As in the study with acute exposure to MK801 (Brenner et al, 2005), glutathione concentration was increased during repeated MK801 injection, however, this time in the CRFC. Being the main antioxidant in the brain (Dringen and Hirrlinger, 2003), glutathione protects cells from damage by reactive oxygen species originating partly from dopamine metabolism. Decreased glutathione levels might lead to degenerative processes in the surroundings of dopaminergic terminals with loss of connectivity as a result. The increased level of glutathione in the present study could point to a decreased use of antioxidants, possibly caused by diminished NO production due to lower Ca2+ concentration and NMDA blockade. Interestingly, there is evidence that glutathione also enhances the NMDA receptor response to glutamate (Janaky et al, 1993). However, in cerebrospinal fluid of drug-free schizophrenic patients, a significant decrease in the level of glutathione was observed (Do et al, 2000). Combined with our results, this could indicate that transport of glutathione from the brain to CSF is disturbed.

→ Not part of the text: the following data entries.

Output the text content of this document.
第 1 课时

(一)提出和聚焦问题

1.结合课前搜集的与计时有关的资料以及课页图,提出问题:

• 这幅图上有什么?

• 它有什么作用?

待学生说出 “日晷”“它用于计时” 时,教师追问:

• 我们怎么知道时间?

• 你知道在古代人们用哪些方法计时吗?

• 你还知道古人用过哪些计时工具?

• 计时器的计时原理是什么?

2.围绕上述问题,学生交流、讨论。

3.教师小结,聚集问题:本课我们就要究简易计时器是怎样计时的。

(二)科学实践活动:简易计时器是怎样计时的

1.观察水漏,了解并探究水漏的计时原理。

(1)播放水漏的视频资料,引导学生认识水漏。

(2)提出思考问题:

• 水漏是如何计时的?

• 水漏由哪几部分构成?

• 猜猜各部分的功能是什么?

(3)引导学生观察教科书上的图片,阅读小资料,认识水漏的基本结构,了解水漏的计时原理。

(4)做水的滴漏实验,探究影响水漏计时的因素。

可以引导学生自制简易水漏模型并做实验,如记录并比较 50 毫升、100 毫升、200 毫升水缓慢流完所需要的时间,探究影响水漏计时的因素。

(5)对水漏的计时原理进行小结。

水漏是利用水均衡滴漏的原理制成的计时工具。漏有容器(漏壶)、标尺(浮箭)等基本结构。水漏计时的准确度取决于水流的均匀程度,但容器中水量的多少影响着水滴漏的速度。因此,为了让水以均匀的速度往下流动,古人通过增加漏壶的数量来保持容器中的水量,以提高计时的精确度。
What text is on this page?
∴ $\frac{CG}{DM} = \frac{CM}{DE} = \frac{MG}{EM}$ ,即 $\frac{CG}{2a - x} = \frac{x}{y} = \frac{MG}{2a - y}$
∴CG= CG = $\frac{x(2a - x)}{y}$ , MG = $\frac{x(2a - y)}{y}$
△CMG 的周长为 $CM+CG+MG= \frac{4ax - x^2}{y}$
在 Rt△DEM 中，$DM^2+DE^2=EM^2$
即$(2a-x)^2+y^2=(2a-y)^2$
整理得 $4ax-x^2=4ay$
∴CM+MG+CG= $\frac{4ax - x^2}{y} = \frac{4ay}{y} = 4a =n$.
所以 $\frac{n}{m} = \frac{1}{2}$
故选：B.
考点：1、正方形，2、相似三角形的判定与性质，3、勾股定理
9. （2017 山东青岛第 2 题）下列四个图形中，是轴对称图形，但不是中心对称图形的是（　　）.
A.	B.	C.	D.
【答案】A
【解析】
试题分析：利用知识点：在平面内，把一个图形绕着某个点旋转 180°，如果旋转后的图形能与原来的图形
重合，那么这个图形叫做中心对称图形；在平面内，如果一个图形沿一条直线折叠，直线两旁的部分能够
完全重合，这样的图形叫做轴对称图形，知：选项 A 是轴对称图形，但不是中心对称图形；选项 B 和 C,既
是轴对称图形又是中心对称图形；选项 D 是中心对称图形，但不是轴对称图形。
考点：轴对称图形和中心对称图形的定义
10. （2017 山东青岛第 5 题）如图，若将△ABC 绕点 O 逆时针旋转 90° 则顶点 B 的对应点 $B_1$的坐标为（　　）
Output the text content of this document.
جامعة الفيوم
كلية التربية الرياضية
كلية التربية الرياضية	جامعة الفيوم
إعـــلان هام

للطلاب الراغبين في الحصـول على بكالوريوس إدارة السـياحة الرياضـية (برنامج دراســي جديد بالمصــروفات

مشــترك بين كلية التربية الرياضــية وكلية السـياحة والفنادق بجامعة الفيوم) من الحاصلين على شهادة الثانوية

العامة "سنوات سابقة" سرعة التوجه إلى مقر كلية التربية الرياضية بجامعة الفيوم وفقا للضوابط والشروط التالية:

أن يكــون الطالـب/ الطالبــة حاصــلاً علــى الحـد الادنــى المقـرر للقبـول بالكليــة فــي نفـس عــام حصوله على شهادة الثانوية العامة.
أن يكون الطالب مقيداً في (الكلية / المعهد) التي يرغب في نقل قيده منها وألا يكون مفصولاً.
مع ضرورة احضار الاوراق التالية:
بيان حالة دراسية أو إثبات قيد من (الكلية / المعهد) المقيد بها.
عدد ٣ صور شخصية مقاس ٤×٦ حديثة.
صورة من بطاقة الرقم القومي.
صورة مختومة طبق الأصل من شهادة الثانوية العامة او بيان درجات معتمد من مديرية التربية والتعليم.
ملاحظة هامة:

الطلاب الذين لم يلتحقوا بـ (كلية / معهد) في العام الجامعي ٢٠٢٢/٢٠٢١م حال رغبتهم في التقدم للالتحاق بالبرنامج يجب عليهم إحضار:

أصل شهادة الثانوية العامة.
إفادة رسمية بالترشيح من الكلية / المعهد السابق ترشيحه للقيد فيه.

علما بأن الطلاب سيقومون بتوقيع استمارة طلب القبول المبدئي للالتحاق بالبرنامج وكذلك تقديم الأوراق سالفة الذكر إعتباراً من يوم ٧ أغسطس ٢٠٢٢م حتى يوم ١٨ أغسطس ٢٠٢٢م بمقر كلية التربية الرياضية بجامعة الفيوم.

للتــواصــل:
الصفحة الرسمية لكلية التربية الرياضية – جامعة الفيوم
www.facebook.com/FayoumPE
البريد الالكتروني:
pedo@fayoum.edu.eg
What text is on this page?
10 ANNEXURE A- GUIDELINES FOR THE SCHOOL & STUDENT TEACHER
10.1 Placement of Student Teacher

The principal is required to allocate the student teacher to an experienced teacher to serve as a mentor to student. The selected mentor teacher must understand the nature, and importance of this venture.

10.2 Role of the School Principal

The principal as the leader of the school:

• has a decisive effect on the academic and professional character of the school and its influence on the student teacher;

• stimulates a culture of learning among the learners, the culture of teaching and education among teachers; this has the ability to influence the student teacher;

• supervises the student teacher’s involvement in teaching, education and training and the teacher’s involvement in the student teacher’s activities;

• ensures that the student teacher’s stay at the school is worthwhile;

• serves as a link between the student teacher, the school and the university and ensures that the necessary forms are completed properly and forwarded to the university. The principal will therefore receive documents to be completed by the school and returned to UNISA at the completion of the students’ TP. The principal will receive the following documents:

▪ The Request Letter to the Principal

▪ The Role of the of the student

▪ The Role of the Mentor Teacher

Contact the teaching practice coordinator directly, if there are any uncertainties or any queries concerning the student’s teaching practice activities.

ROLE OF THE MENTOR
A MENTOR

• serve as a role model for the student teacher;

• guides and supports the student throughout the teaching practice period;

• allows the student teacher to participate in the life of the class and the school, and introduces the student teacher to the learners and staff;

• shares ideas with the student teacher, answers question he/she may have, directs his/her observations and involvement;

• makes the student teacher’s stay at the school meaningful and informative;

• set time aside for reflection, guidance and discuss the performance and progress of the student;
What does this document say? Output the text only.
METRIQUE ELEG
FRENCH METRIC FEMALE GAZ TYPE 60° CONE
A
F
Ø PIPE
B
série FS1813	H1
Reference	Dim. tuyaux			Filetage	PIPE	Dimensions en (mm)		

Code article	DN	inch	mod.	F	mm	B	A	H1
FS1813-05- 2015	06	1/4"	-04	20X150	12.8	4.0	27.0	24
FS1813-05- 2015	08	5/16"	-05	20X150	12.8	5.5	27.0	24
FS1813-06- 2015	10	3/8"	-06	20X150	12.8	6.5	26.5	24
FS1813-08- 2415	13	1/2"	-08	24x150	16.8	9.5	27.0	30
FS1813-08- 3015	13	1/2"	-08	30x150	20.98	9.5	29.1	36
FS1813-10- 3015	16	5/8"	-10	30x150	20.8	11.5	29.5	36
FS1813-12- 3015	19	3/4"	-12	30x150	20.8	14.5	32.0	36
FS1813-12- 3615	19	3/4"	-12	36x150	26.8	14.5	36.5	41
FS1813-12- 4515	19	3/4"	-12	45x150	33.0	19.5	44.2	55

Energy Metabolism and Histology

On histologic examinations, no signs of neuronal degeneration were found, which is in agreement with observations by other authors (Brosnan-Watters et al, 1999; Jentsch and Roth, 1999). Reversible changes were seen in rat brain exposed to both chronic and acute NMDA antagonist administration with neuronal vacuolar degeneration, remnant nuclear debris, and local glial reaction (Wozniak et al, 1996; Brosnan-Watters et al, 1999) and appeared at the earliest 4 h after MK801 administration (Fix et al, 1993). Permanent damage was only seen at doses 20 times higher than the one used in the present study (Wozniak et al, 1998). Since MK801 administration at low doses induces only reversible morphological changes, neuronal damage must be considered functional, not structural. Especially in light of the normal NAA concentration observed in the present study, it appears that NAA synthesis and thus neuronal mitochondrial metabolism (Baslow, 2003) is not severely affected by MK801. However, decreased labeling of glutamate, GABA, and aspartate from [1-13C]glucose indicated somewhat decreased mitochondrial function in neurons in the CRFC. Glycolysis appeared normal as seen in unaltered alanine and lactate levels.

The increase of inositol in the temporal lobe is surprising since it is the only change in metabolite concentration detected in this brain region and may indicate glial swelling. Increase in inositol in the temporal lobe was also reported earlier (Brenner et al, 2005). Only a minor change was found in labeling in the temporal lobe in the present study, with cycling of label from [1-13C]glucose being increased in glutamate.

Conclusions

Injection of MK801 and other NMDA antagonists in rodents are considered appropriate schizophrenia models because these compounds induce both positive and negative symptoms in humans in contrast to other psychomimetics such as amphetamine (Tamminga et al, 2003). In the present study, repeated MK801 exposure led to increased glutamate concentration in the CRFC, which mimics the results seen in first episode schizophrenic patients. The decreased levels of [4-13C]glutamate, [4,5-13C]glutamate, and [4,5-13C]glutamine could eventually lead to the decrease in these metabolites seen in chronic patients. The present model appears very well suited to study the cascade of events taking place during the transition from first episode to chronic schizophrenia, and might help develop new treatment strategies. Furthermore, 13C studies can also be carried out in humans and thus 13C NMR spectroscopy might become a tool in treatment monitoring in patients. The imbalance in the glutamate homeostasis and thus impaired glial–neuronal interactions might contribute to disturbances in cortico-striato-thalamo-cortical feedback.